Rule of Professional Conduct 1.15 addresses the safekeeping of client funds and property. It provides that all funds received or held by a lawyer must be deposited in a trust account. To the extent that lawyers receive securities or property of a client, they must identify and label the property promptly and place them in a safe deposit box “or other place of safekeeping” as soon as practicable. And, of course, lawyers or proscribed from commingling their funds and property with their clients’.
Compliance with these requirements is unclear when lawyers receive cryptocurrency. First, there is inconsistent government treatment of whether cryptocurrency should be classified as “funds” or “property.” California’s Money Transmission Act does not define virtual currency and the state’s Department of Business Oversight (DBO) has not published any guidelines. In 2014, the IRS released Notice 2014-21, which defined cryptocurrency as “a digital representation of value that functions as a medium of exchange.” Despite this acknowledgement that cryptocurrency serves the same function as more traditional funds, the notice stated that the IRS would treated virtual currency as property for federal tax purposes.
But there are several instances where courts have indicated that cryptocurrency should be treated as funds. (See, e.g., United States v. Ulbricht (S.D.N.Y. 2014) 31 F.Supp.3d 540 [creator of website for selling drugs convicted of money laundering bitcoin because cryptocurrency was used to pay for goods and services]; United States v. Faiella (S.D.N.Y. 2014) 39 F.Supp.3d 544 [concluding, “Bitcoin clearly qualifies as ‘money’ or ‘funds’ under these plain meaning definitions. Bitcoin can be easily purchased in exchange for ordinary currency, acts as a denominator of value, and is used to conduct financial transactions.”]; Securities and Exchange Commission v. Shavers (E.D.Tex. 2013) 2013 U.S. Dist. LEXIS 110018 [rejecting argument that Bitcoin is not money and, therefore, investing in it is not an investment in a security].)
Regardless of whether cryptocurrency is properly considered as property or funds, it seems clear that, at present, it cannot be kept in a trust account. Accordingly, there is some risk that regulators may conclude that lawyers may not accept cryptocurrency as payment of advance fees, settlement funds, or anything other than payment of earned fees. One safeguard against this might be attempting to deposit into a client trust account and then obtaining a document indicating that the unconverted cryptocurrency could not be accepted into the account.
But that does not alleviate the lawyer of responsibility. Funds must still be held in a place of safekeeping. The nature of the payment raises a whole new world of possible issues in security and protection of client funds, primarily involving hacking and cybersecurity.
If lawyers cannot hold funds in trust, then what options do they have?
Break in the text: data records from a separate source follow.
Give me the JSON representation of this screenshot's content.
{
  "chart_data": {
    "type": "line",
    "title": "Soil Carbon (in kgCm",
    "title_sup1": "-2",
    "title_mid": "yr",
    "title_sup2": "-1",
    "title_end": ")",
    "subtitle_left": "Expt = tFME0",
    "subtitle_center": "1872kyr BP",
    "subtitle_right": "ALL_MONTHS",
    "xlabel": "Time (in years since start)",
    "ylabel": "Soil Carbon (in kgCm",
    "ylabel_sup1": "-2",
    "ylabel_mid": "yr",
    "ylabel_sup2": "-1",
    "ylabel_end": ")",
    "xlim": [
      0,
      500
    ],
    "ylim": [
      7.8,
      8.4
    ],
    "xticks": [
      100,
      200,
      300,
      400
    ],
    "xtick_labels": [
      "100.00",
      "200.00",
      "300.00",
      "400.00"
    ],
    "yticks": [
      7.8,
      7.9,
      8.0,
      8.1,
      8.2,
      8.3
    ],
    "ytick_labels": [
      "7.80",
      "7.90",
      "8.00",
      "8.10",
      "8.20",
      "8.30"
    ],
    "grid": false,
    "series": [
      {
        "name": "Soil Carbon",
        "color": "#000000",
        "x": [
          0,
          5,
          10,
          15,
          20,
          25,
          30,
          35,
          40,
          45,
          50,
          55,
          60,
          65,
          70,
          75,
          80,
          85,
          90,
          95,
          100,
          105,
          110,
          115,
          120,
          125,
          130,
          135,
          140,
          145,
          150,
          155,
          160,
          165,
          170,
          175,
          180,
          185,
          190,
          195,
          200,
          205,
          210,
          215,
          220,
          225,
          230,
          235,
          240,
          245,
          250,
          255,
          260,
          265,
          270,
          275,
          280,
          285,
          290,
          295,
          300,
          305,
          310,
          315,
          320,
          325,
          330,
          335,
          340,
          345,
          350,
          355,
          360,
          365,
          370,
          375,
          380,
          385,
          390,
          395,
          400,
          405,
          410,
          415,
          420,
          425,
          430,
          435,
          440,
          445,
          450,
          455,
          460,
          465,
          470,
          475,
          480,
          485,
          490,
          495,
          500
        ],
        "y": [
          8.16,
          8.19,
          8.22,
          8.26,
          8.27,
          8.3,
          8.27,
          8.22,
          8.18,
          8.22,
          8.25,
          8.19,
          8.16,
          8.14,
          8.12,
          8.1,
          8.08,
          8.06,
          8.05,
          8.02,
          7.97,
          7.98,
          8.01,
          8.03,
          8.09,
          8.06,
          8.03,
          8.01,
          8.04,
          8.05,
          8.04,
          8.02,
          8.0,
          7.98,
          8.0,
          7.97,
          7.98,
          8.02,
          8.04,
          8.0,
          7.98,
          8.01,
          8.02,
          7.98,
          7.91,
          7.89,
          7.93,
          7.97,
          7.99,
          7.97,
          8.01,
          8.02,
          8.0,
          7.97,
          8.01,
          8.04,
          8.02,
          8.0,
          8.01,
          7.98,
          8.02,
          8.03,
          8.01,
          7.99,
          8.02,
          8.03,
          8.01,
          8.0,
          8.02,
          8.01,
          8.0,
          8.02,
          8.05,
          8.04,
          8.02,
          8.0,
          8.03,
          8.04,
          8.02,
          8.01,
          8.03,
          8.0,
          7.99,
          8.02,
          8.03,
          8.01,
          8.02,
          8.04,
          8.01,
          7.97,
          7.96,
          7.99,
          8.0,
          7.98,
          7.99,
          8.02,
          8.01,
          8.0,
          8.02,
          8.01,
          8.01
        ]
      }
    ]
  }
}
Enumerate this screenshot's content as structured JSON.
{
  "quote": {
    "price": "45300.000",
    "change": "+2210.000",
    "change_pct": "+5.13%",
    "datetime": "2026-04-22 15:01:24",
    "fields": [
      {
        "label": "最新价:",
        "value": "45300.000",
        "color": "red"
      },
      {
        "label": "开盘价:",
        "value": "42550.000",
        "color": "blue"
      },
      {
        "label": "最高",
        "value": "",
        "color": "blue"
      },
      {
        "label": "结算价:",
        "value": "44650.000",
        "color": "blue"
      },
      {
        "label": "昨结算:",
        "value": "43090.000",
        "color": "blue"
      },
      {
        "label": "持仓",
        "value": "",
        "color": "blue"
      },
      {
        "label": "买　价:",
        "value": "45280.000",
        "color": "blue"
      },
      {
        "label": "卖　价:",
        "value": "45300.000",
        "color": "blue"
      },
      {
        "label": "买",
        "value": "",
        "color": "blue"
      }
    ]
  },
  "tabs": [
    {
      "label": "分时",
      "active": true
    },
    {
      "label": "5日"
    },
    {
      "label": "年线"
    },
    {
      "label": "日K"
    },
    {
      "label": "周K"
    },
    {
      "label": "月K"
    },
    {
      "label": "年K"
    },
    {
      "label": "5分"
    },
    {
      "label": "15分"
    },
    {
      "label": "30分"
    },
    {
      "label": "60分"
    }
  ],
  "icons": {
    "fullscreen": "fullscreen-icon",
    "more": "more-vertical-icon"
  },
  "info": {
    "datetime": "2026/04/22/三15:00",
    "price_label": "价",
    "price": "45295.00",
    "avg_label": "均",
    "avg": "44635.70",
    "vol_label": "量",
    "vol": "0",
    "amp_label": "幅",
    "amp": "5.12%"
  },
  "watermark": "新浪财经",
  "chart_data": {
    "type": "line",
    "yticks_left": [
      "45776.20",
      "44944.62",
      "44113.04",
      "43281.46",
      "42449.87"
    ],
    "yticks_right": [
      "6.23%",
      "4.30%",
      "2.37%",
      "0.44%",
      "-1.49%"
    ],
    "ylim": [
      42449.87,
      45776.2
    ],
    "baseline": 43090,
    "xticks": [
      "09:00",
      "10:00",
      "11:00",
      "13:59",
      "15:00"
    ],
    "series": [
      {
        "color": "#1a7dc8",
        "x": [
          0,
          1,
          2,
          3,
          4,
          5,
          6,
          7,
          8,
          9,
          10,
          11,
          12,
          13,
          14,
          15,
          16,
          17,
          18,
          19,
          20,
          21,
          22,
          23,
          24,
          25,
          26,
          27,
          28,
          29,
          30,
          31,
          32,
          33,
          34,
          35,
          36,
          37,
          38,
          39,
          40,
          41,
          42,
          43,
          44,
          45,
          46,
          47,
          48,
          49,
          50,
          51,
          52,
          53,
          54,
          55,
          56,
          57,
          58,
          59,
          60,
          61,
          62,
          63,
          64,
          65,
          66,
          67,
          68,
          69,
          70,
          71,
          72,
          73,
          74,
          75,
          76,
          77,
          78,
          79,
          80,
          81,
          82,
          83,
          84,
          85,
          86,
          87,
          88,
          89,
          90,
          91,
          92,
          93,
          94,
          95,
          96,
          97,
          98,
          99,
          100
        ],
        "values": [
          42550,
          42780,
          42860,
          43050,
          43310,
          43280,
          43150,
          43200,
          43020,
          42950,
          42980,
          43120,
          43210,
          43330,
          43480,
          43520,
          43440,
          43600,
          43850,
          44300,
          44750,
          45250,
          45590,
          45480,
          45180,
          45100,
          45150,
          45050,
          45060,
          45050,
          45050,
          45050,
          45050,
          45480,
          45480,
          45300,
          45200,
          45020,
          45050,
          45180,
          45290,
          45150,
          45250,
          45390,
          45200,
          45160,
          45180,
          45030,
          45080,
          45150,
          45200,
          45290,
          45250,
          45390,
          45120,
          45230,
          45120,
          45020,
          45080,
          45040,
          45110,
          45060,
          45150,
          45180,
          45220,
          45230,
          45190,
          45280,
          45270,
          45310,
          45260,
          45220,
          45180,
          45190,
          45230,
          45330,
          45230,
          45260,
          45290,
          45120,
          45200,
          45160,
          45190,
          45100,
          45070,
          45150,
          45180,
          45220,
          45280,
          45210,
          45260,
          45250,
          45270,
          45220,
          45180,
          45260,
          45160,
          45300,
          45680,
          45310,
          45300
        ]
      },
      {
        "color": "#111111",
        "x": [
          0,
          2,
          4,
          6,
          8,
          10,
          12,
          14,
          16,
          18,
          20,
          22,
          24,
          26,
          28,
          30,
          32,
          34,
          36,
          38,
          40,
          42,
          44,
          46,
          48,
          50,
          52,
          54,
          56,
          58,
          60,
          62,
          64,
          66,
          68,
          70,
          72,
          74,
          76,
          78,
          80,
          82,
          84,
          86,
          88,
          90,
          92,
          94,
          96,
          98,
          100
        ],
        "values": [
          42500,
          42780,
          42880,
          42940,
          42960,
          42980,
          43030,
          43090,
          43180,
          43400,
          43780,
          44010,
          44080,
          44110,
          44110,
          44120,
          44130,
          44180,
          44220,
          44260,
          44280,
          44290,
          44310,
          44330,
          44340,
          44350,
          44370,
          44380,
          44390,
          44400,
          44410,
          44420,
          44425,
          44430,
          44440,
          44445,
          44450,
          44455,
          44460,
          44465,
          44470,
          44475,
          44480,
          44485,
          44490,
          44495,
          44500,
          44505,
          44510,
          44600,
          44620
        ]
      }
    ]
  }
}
Any solution should focus on giving security to the funds and segregating from the lawyer’s personal property. Options may include simple solutions such as using the blockchain system in the same way a trust account is used. For example, the lawyer and client could both create electronic wallets. The lawyer would create two addresses within her wallet, one for client trust funds and one for earned funds. Upon engagement, the client could transfer the retainer amount (and then subsequent replenishments) to the client trust account wallet. The lawyer would then transfer the funds to the operating account wallet once they are earned.
Cryptocurrency is just another means of transferring money. There should be no unique ethical issues to the process. Still, there are reasons to be cautious, including the facts that there is no consistent current treatment of what cryptocurrency even is and that the Rules of Professional Conduct may not have caught up to this aspect of the marketplace. Ultimately, the same concepts of protecting the client’s property and funds should apply regardless of the form of payment.